Ollama for model serving
Python router for task classification
FastAPI server (OpenAI-compatible endpoints)

Models

llama3.1:70b (42GB) - Complex reasoning
llama3.1:8b (4.9GB) - Code and general tasks
llama3.2:3b (2GB) - Quick responses
gemma2:2b (1.6GB) - Simple queries

Intelligent Routing

The router classifies each request and selects the optimal model. Simple queries go to fast lightweight models, complex reasoning goes to the 70B model.

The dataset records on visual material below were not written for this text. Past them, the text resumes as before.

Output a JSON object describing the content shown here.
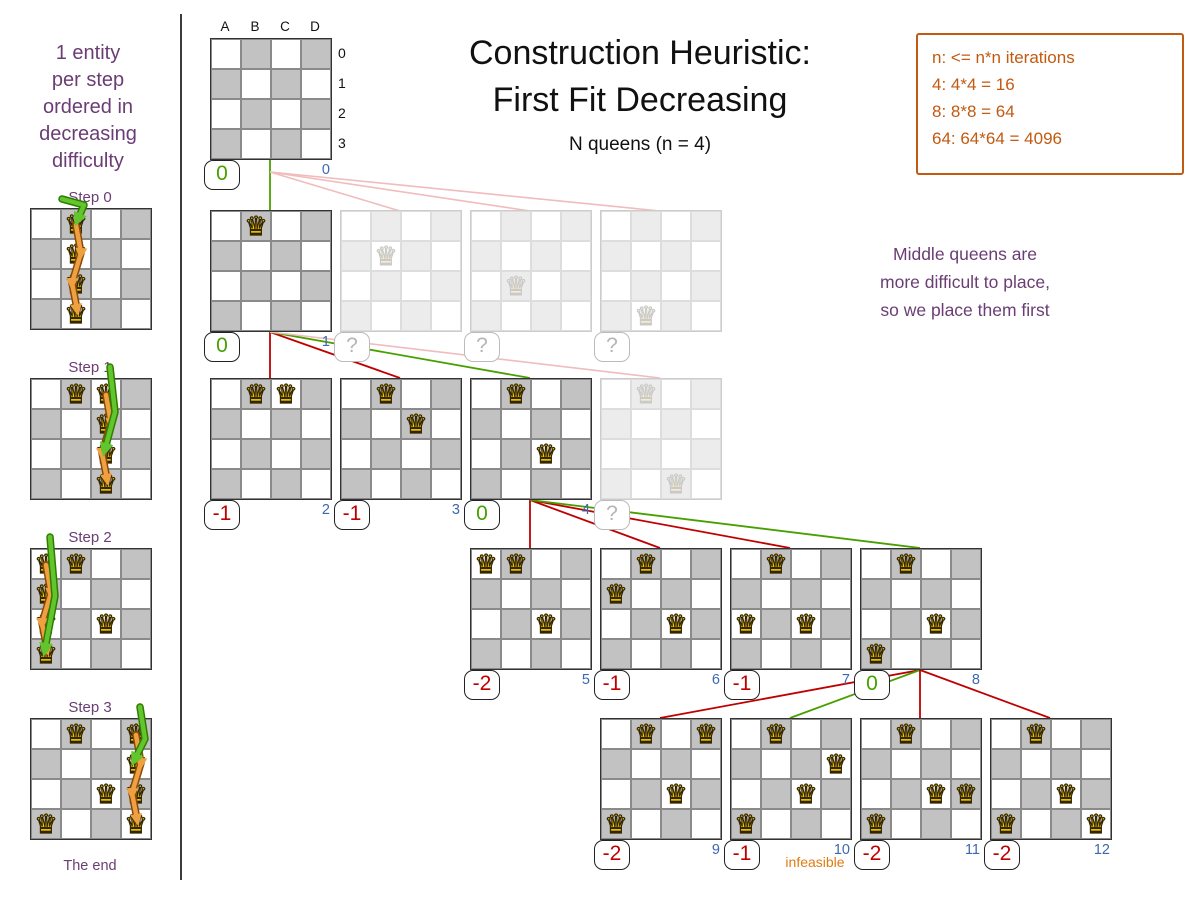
{
  "colors": {
    "purple": "#6a3d74",
    "orange": "#c25a11",
    "green": "#47a000",
    "red": "#c00000",
    "blue": "#3d68b0",
    "pink": "#f0bcbc",
    "board_dark": "#c2c2c2",
    "queen_gold": "#ffd400"
  },
  "sidebar": {
    "intro_lines": [
      "1 entity",
      "per step",
      "ordered in",
      "decreasing",
      "difficulty"
    ],
    "steps": [
      {
        "label": "Step 0",
        "placed": [],
        "tried_col": "B",
        "selected_row": 0
      },
      {
        "label": "Step 1",
        "placed": [
          "B0"
        ],
        "tried_col": "C",
        "selected_row": 2
      },
      {
        "label": "Step 2",
        "placed": [
          "B0",
          "C2"
        ],
        "tried_col": "A",
        "selected_row": 3
      },
      {
        "label": "Step 3",
        "placed": [
          "B0",
          "C2",
          "A3"
        ],
        "tried_col": "D",
        "selected_row": 1
      }
    ],
    "end_label": "The end"
  },
  "header": {
    "title_line1": "Construction Heuristic:",
    "title_line2": "First Fit Decreasing",
    "subtitle": "N queens (n = 4)"
  },
  "info_box": {
    "lines": [
      "n: <= n*n iterations",
      "4: 4*4 = 16",
      "8: 8*8 = 64",
      "64: 64*64 = 4096"
    ]
  },
  "annotation": {
    "lines": [
      "Middle queens are",
      "more difficult to place,",
      "so we place them first"
    ]
  },
  "board_axes": {
    "columns": [
      "A",
      "B",
      "C",
      "D"
    ],
    "rows": [
      "0",
      "1",
      "2",
      "3"
    ]
  },
  "tree": {
    "root": {
      "queens": [],
      "score": "0",
      "score_color": "green",
      "index": "0",
      "faded": false
    },
    "levels": [
      {
        "boards": [
          {
            "queens": [
              "B0"
            ],
            "score": "0",
            "score_color": "green",
            "index": "1",
            "faded": false
          },
          {
            "queens": [
              "B1"
            ],
            "score": "?",
            "faded": true
          },
          {
            "queens": [
              "B2"
            ],
            "score": "?",
            "faded": true
          },
          {
            "queens": [
              "B3"
            ],
            "score": "?",
            "faded": true
          }
        ]
      },
      {
        "boards": [
          {
            "queens": [
              "B0",
              "C0"
            ],
            "score": "-1",
            "score_color": "red",
            "index": "2",
            "faded": false
          },
          {
            "queens": [
              "B0",
              "C1"
            ],
            "score": "-1",
            "score_color": "red",
            "index": "3",
            "faded": false
          },
          {
            "queens": [
              "B0",
              "C2"
            ],
            "score": "0",
            "score_color": "green",
            "index": "4",
            "faded": false
          },
          {
            "queens": [
              "B0",
              "C3"
            ],
            "score": "?",
            "faded": true
          }
        ]
      },
      {
        "boards": [
          {
            "queens": [
              "A0",
              "B0",
              "C2"
            ],
            "score": "-2",
            "score_color": "red",
            "index": "5",
            "faded": false
          },
          {
            "queens": [
              "B0",
              "A1",
              "C2"
            ],
            "score": "-1",
            "score_color": "red",
            "index": "6",
            "faded": false
          },
          {
            "queens": [
              "B0",
              "A2",
              "C2"
            ],
            "score": "-1",
            "score_color": "red",
            "index": "7",
            "faded": false
          },
          {
            "queens": [
              "B0",
              "C2",
              "A3"
            ],
            "score": "0",
            "score_color": "green",
            "index": "8",
            "faded": false
          }
        ]
      },
      {
        "boards": [
          {
            "queens": [
              "B0",
              "D0",
              "C2",
              "A3"
            ],
            "score": "-2",
            "score_color": "red",
            "index": "9",
            "faded": false
          },
          {
            "queens": [
              "B0",
              "D1",
              "C2",
              "A3"
            ],
            "score": "-1",
            "score_color": "red",
            "index": "10",
            "faded": false,
            "note": "infeasible"
          },
          {
            "queens": [
              "B0",
              "C2",
              "D2",
              "A3"
            ],
            "score": "-2",
            "score_color": "red",
            "index": "11",
            "faded": false
          },
          {
            "queens": [
              "B0",
              "C2",
              "A3",
              "D3"
            ],
            "score": "-2",
            "score_color": "red",
            "index": "12",
            "faded": false
          }
        ]
      }
    ]
  }
}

Model selection by task type:

Simple chat → gemma2:2b (180+ tokens/sec)
Coding → llama3.1:8b (98 tokens/sec)
Complex reasoning → llama3.1:70b (14 tokens/sec)

Performance Results

"Hello!" → gemma2:2b → 1.26s
"Write a sort function" → llama3.1:8b → 2.07s
"Analyze quantum computing" → llama3.1:70b → 10.58s

Benchmark results:

llama3.1:8b: 593 t/s prompt, 98 t/s generation
llama3.1:70b: 103 t/s prompt, 14 t/s generation

Integration Status

The local brain works with any OpenAI-compatible tool:

Direct API calls
Continue.dev, Cursor IDE
Custom applications

Note: OpenClaw integration is not currently working. The framework doesn't yet support custom provider endpoints for local models. We're hoping for a fix soon.